WASHINGTON (AP) -- The Food and Drug Administration should have acted sooner to halt a secret recall by Johnson & Johnson in which the company last year bought up defective packets of Motrin from stores across the country, a top official from the agency says.
FDA deputy commissioner Dr. Joshua Sharfstein plans on Thursday to disclose new details about when the agency learned of the so-called phantom recall, according to prepared testimony obtained by The Associated Press. The phantom recall is at the center of the investigation by the House Committee on Oversight and Government Reform.

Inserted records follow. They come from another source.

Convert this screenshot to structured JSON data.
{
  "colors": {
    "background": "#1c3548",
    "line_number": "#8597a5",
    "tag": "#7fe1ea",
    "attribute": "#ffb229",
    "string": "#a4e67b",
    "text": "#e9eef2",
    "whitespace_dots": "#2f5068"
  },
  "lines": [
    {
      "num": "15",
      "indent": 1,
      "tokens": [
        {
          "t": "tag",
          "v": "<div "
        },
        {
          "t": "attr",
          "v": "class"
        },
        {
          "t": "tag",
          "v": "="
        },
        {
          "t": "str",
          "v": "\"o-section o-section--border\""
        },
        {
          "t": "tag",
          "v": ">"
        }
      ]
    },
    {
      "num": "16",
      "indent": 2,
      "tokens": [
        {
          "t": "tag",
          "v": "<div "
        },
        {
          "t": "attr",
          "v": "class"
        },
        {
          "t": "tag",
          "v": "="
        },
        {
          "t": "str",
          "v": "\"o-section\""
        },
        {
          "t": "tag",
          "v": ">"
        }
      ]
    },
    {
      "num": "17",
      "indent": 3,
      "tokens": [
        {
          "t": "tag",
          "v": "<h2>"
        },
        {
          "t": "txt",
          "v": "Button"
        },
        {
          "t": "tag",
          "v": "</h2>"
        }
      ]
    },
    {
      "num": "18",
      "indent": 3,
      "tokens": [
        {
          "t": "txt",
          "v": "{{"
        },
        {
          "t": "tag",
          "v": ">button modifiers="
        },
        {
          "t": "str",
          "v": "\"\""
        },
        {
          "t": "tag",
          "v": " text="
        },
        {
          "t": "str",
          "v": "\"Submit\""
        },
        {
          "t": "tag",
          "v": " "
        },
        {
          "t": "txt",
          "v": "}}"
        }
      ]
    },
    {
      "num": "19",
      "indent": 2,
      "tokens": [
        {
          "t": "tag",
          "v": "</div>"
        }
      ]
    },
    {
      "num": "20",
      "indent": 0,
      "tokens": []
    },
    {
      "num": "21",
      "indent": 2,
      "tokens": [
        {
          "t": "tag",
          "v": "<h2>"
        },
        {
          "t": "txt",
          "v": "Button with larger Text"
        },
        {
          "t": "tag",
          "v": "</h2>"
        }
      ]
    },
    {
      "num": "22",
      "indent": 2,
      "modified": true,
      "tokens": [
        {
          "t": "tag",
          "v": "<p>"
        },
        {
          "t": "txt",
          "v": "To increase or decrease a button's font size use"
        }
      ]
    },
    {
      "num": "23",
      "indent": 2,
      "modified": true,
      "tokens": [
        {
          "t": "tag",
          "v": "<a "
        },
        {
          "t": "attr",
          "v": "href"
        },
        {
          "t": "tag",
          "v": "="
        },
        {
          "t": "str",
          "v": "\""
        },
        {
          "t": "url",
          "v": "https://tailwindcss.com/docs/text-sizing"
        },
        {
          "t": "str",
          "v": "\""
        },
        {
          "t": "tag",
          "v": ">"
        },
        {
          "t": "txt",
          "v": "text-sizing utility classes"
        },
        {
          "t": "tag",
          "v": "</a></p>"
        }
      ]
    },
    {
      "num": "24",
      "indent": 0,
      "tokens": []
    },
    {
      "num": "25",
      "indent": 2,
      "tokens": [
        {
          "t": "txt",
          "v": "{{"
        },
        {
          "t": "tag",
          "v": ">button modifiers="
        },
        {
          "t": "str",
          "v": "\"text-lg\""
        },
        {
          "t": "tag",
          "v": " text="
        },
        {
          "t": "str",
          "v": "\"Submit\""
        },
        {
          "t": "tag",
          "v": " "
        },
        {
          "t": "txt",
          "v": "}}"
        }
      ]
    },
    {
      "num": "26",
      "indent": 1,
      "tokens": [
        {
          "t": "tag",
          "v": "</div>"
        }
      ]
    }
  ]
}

Sharfstein and J&J executives are testifying at the committee's second hearing into broader quality problems that have forced J&J to recall tens of millions of bottles of popular painkillers and other nonprescription medications in the past year.
Sharfstein states that J&J informed the FDA of its undercover purchasing plan in April 2009.
"From this point, it took until July for the FDA to tell the company that a recall should be conducted," states Sharfstein's testimony. "In my opinion that message should have been given sooner."
Previous statements by FDA spokespersons have said the agency was unaware of the plan until July, when it demanded the company conduct a formal recall.
In his testimony to the committee, William Weldon, J&J's chief executive, said his company "let the public down" with a string of recalls stretching back over a year, according prepared testimony. The maker of trusted brands like Tylenol and Benadryl, J&J has announced nine recalls of drugs for children and adults since last September. Problems ranged from too much of active ingredient to tiny shards of metal. This summer, J&J also recalled some hip implants and contact lenses.
Weldon also suggested the company made a serious mistake when it hired a third-party contractor to buy up bottles of defective lots of Motrin, rather than issuing a formal recall. The pills in question did not dissolve correctly.
"This episode was not a model for how I would like to see Johnson & Johnson companies approach problems with defective products," Weldon said.
Weldon missed the committee's hearing in May because of back surgery.
J&J executives say the FDA was aware of the purchasing program, but FDA officials deny that claim.
Lawmakers also will question J&J executive Colleen Goggins, who oversaw the consumer division of the company's McNeil Healthcare unit during the recalls.
At the May hearing, Goggins told lawmakers she had no knowledge of instructions to contractors involved in the phantom recall to not tell store employees what they were doing. In her testimony Thursday, Goggins acknowledged that the company wrote those instructions.
"Based on what I have learned since May, I believe that McNeil should have handled things differently," Goggins said.
Goggins will retire in March, Johnson & Johnson announced this month.